A killer with 30 years of experience at his chosen craft -- and 30 years of trophies (the victims' shoes) and a well-used lime pit to show for it -- is targeting users of an online role-playing game called Shadowland: a Second Life-like game where users pretend to be other selves.

And the list of victims of this series of half a dozen murders staged to look like suicides, with their eyes glued open, closely matches the list of participants in Eve's master's thesis experiment: studying the effects of online role-playing on real-world self-esteem. Now she must break the confidentiality of her subjects to save their lives.

Enter Minneapolis/St. Paul's famed "Hat Squad" (they wear fedoras to "dress the part" as detectives), headed by Noah Webster, coming down off a local magazine's feature article that focused on Webster's partner, handsome lothario Phelps, due to his Paul Newman looks. (Webster looks more like a film noir thug.) Never mind the fact that Webster must continually take up Phelps's slack.

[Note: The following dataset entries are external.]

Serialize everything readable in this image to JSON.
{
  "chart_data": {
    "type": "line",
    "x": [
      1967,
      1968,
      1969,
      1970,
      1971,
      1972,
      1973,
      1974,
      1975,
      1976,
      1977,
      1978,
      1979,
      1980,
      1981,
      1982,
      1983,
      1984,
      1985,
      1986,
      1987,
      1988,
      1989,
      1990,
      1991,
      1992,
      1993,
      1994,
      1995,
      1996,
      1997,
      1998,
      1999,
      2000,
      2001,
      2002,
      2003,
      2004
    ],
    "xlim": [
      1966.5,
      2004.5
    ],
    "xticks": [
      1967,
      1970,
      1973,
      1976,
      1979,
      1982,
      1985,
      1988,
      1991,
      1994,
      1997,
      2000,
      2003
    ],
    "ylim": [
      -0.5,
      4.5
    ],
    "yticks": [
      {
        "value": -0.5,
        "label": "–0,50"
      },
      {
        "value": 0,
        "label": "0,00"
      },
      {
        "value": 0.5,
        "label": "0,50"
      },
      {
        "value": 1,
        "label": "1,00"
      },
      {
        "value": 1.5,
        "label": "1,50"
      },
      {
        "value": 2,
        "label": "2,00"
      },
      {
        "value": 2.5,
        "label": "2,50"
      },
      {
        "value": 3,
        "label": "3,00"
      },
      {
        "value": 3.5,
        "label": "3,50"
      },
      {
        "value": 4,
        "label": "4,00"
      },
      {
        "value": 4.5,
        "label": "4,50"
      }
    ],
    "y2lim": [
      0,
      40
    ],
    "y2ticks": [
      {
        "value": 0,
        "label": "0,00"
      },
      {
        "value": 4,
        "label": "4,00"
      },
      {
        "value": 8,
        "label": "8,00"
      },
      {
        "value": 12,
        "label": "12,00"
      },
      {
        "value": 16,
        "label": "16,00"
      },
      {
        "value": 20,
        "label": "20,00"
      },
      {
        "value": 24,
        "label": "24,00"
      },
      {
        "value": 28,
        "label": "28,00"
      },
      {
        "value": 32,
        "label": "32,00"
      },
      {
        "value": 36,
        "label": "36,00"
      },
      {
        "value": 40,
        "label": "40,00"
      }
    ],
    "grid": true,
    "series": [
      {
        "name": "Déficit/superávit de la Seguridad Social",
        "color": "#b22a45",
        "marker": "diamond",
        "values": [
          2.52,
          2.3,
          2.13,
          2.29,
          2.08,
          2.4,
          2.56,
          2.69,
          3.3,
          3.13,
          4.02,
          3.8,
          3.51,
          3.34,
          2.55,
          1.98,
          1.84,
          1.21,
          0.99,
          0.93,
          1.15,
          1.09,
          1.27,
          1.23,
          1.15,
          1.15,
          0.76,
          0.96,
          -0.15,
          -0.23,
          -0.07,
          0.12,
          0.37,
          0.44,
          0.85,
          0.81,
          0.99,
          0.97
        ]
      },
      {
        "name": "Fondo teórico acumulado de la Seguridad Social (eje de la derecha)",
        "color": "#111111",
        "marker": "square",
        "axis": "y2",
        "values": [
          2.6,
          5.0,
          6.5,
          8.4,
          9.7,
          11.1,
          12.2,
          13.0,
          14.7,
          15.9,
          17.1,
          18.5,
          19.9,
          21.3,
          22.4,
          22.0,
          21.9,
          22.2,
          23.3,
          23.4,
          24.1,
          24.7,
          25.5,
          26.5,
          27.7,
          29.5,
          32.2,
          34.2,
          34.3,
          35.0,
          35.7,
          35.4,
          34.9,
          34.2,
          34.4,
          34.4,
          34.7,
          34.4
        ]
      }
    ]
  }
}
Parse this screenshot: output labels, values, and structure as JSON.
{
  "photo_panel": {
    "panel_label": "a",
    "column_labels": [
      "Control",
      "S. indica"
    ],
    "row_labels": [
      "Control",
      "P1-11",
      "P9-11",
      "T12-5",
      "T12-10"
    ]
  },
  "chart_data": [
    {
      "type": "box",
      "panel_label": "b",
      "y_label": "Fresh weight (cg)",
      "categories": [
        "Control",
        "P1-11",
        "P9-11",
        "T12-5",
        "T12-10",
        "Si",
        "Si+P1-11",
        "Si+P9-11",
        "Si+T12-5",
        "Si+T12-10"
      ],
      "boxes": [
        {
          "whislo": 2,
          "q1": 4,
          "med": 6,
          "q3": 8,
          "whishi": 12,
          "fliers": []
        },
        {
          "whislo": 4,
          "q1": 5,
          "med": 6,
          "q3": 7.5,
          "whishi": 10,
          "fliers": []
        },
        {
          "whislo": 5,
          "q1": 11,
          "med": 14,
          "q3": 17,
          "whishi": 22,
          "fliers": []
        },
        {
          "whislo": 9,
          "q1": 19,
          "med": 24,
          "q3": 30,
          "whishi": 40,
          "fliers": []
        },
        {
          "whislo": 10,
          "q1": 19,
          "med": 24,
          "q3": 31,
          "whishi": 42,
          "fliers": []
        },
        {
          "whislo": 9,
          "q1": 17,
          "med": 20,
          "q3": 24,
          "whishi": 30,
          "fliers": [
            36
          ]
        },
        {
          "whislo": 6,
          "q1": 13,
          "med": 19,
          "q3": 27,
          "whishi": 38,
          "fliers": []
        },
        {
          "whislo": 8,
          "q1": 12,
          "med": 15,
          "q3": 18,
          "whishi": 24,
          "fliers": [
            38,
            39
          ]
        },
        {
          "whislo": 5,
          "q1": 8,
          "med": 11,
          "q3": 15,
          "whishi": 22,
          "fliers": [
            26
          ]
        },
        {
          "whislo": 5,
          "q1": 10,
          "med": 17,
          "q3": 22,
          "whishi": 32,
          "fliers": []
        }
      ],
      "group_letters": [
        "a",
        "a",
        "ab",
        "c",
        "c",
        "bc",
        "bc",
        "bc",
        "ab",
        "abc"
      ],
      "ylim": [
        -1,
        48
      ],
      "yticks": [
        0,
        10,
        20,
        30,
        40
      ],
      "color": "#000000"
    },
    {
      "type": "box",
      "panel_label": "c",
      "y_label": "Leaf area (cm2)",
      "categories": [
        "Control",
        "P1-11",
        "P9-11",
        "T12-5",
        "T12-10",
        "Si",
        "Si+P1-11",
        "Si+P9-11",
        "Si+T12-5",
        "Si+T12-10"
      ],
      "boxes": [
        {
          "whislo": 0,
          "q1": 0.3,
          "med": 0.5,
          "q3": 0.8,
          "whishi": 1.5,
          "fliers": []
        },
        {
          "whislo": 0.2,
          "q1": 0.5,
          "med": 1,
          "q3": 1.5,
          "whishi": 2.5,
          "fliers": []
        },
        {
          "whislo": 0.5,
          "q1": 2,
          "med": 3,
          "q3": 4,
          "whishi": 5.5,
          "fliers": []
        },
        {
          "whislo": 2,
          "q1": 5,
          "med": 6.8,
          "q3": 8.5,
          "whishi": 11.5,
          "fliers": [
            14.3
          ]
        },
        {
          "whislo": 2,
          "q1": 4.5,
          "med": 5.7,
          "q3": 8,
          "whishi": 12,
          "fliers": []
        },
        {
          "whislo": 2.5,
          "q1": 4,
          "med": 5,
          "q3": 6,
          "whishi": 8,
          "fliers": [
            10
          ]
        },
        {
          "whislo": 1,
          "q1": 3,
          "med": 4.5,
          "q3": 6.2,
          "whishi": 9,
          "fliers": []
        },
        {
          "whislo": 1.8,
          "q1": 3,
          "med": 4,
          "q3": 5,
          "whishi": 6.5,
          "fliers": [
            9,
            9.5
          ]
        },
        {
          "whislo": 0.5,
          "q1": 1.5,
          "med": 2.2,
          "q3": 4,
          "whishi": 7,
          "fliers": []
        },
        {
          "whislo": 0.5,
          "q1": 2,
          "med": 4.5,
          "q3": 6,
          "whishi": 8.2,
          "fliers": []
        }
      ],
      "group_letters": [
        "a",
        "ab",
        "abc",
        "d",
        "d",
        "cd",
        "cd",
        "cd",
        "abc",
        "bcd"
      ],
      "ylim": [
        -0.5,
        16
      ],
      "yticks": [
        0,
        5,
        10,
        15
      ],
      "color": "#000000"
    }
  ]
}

Like The Maze, the weakest portions of I Can See You are those devoted to the expected romance — though these lovebirds are so sickeningly adolescent and self-defeating in the beginning that it's a wonder they get out of bed in the morning, let alone know how to pursue a mature relationship. Eve's trauma and Webster's recovering alcoholism are such obvious parts of their personalities that it seems they could agree to simply meet each other on equally flawed terms.

But Rose keeps the suspense high in I Can See You — the bulk of the story takes place during a single week — and audiobook reader Elisabeth S. Rodgers enhances the text with her immersion into the characters. Most of Rose's books tie together in some fashion due to her repeating of characters, so readers who like this one will undoubtedly want to seek out more of the author's work.